Wake Alexa up and start a chat with her. Simply say, “Alexa, let’s talk,” or “Alexa, let’s chat.”
In less than the time it takes the average American humming bird to beat its wings three times, Alexa woke up, heard your initial request, made sense of it, and formulated a response.
Here is part of what you may hear back, “Hey, Happy Friday, it’s getting chilly up in the clouds these days.”
That spoken response from Alexa is about three seconds long, and in the course of that time here’s a peek at what happened to bring it to you.
- In the clouds where Alexa "lives," 270 billion floating-point operations (FLOPS—or how computers handle math) were performed to generate the words, intonations, pauses, and emphases that make Alexa’s response more natural-sounding.
- In order for Alexa to respond to you in HD audio through the speaker, about 72,000 snippets of sound were strung together to form the phrase.
- You looked at your phone, computer, or smartwatch and confirmed that it was indeed Friday, and that fall weather had arrived.
That all seems like a lot of work for one sentence, and frankly, it is. Now, imagine, tens of millions of Alexa customers making similar requests, billions of times every week. That is a massive amount of work. For the Alexa service, that work boils down to a great deal of computation using sophisticated machine learning models. And at the scale at which Alexa operates, those models and that computation have costs—in time on processing units and in electricity to both run and cool those units.
These costs were exactly what the Alexa team was running into about a year ago. The sheer computational load of making Alexa speak more naturally, and less like a machine stringing together words, was expensive.
Why human-sounding speech is tricky for machines
When you ask Alexa a question, the answer comes quickly. Her response seems akin to how humans respond when someone asks a question, but it isn’t (unless you write down both the question and your response, and then read it back). After the device detects the wake word, Alexa records and sends your request—“play a song,” “turn on the lights,” “order a pizza”—to the cloud. Automatic speech recognition and natural language understanding models make sense of the request then formulate an appropriate response.

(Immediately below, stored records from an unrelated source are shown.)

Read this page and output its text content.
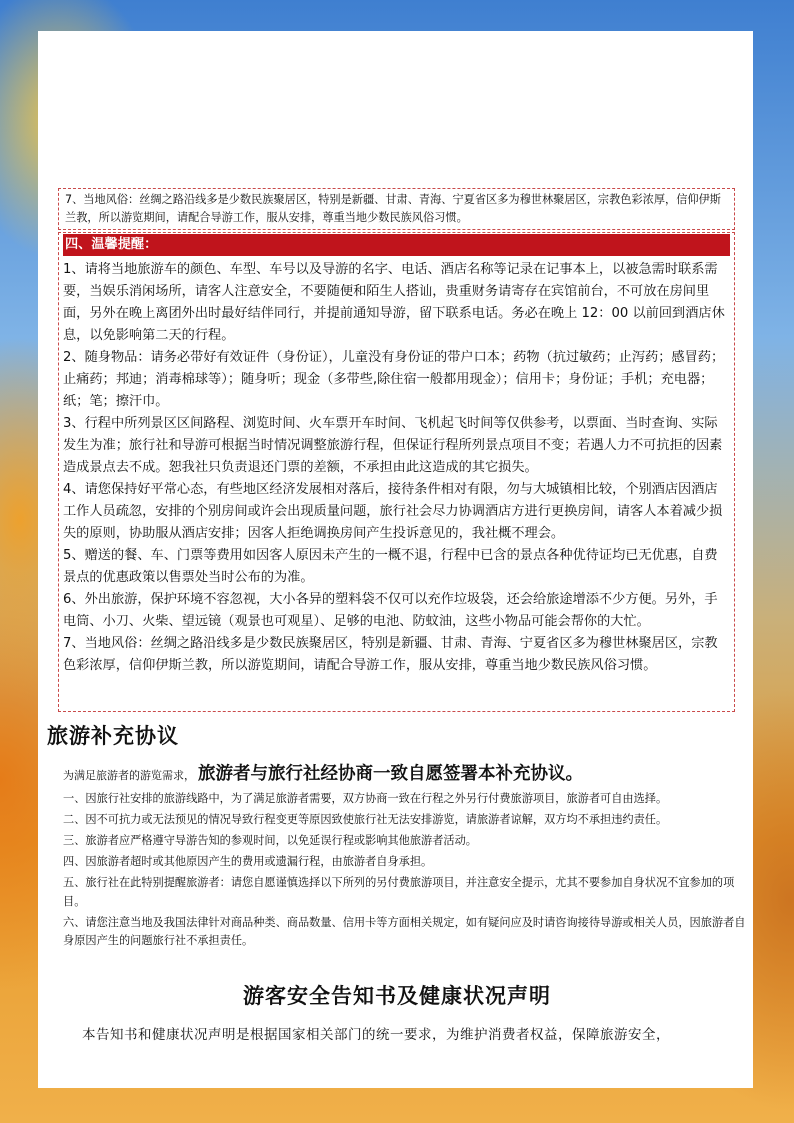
7、当地风俗：丝绸之路沿线多是少数民族聚居区，特别是新疆、甘肃、青海、宁夏省区多为穆世林聚居区，宗教色彩浓厚，信仰伊斯兰教，所以游览期间，请配合导游工作，服从安排，尊重当地少数民族风俗习惯。
四、温馨提醒：

1、请将当地旅游车的颜色、车型、车号以及导游的名字、电话、酒店名称等记录在记事本上，以被急需时联系需要，当娱乐消闲场所，请客人注意安全，不要随便和陌生人搭讪，贵重财务请寄存在宾馆前台，不可放在房间里面，另外在晚上离团外出时最好结伴同行，并提前通知导游，留下联系电话。务必在晚上 12：00 以前回到酒店休息，以免影响第二天的行程。

2、随身物品：请务必带好有效证件（身份证），儿童没有身份证的带户口本；药物（抗过敏药；止泻药；感冒药；止痛药；邦迪；消毒棉球等）；随身听；现金（多带些,除住宿一般都用现金）；信用卡；身份证；手机；充电器；纸；笔；擦汗巾。

3、行程中所列景区区间路程、浏览时间、火车票开车时间、飞机起飞时间等仅供参考，以票面、当时查询、实际发生为准；旅行社和导游可根据当时情况调整旅游行程，但保证行程所列景点项目不变；若遇人力不可抗拒的因素造成景点去不成。恕我社只负责退还门票的差额，不承担由此这造成的其它损失。

4、请您保持好平常心态，有些地区经济发展相对落后，接待条件相对有限，勿与大城镇相比较，个别酒店因酒店工作人员疏忽，安排的个别房间或许会出现质量问题，旅行社会尽力协调酒店方进行更换房间，请客人本着减少损失的原则，协助服从酒店安排；因客人拒绝调换房间产生投诉意见的，我社概不理会。

5、赠送的餐、车、门票等费用如因客人原因未产生的一概不退，行程中已含的景点各种优待证均已无优惠，自费景点的优惠政策以售票处当时公布的为准。

6、外出旅游，保护环境不容忽视，大小各异的塑料袋不仅可以充作垃圾袋，还会给旅途增添不少方便。另外，手电筒、小刀、火柴、望远镜（观景也可观星）、足够的电池、防蚊油，这些小物品可能会帮你的大忙。

7、当地风俗：丝绸之路沿线多是少数民族聚居区，特别是新疆、甘肃、青海、宁夏省区多为穆世林聚居区，宗教色彩浓厚，信仰伊斯兰教，所以游览期间，请配合导游工作，服从安排，尊重当地少数民族风俗习惯。

旅游补充协议
为满足旅游者的游览需求， 旅游者与旅行社经协商一致自愿签署本补充协议。

一、因旅行社安排的旅游线路中，为了满足旅游者需要，双方协商一致在行程之外另行付费旅游项目，旅游者可自由选择。

二、因不可抗力或无法预见的情况导致行程变更等原因致使旅行社无法安排游览，请旅游者谅解，双方均不承担违约责任。

三、旅游者应严格遵守导游告知的参观时间，以免延误行程或影响其他旅游者活动。

四、因旅游者超时或其他原因产生的费用或遗漏行程，由旅游者自身承担。

五、旅行社在此特别提醒旅游者：请您自愿谨慎选择以下所列的另付费旅游项目，并注意安全提示，尤其不要参加自身状况不宜参加的项目。

六、请您注意当地及我国法律针对商品种类、商品数量、信用卡等方面相关规定，如有疑问应及时请咨询接待导游或相关人员，因旅游者自身原因产生的问题旅行社不承担责任。

游客安全告知书及健康状况声明
本告知书和健康状况声明是根据国家相关部门的统一要求，为维护消费者权益，保障旅游安全，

But here's the tricky part, the words in that response from Alexa are generated as a string of text. As anyone who has learned another language knows, just reading the right words back in the sequence isn’t really speech. It’s communication, but not a natural conversation.
Making Alexa’s speech sound more natural in any language—the Text-to-Speech part—is all about improving intonation. That means stressing the right words, at the right cadence, and in the right places. We do it without thinking—but try analyzing your own intonation and you can see how hard a problem it is to precisely model, and why it is the key to natural speech. As Alexa's Text-to-Speech team had discovered, it’s also expensive.
Talk to me
The fix for the intonation-obsessed Text-to-Speech team came in the form of a new microprocessor or chip—called AWS Inferentia—announced at the 2019 re:Invent conference. Designed by a team at Amazon Web Services (AWS), Inferentia is the first chip Amazon engineered specifically for running machine learning models. Almost a year after launch, the Inferentia chip is now the computational engine for the so-called “inference” part of the Alexa service—the vast majority of what Alexa does in fielding and responding to people’s questions and statements. Using AWS Inferentia running on Amazon EC2 Inf1—virtual servers or compute engines that are accessed in the cloud—this custom chip has lowered the cost of running inference on Alexa by almost one-third.
The cost savings provide two benefits:
- Alexa can use less energy to complete these computationally heavy tasks, saving resources.
- Alexa can deploy more sophisticated machine learning models, so conversations with Alexa get better and better.
Inferentia and Inf1 instances aren’t restricted to Text-to-Speech tasks, either. Any application that deals with large amounts of image, video, speech, or text data, and runs substantial machine learning on that data, can benefit from this chip innovation. AWS customers like Snap, Autodesk, and Anthem are already using Inferentia and Inf1 instances to run video and image analytics, language and text processing (like translation, search, and extracting sentiment), and to improve recommendation engines. The upshot from this boost in machine learning muscle ranges from more song and movie recommendations that actually hit the mark for people, to building the kinds of complex models that could enable true autonomous driving.
Alexa customers will experience the Inferentia engine in better and more accurate voice assistant responses. And that tricky problem—natural intonation—will improve as Alexa’s text-to-speech models keep advancing. Your chats with Alexa will become increasingly natural, which is the whole point of the best technologies. It’s that three-punch combination of better, faster, lower cost.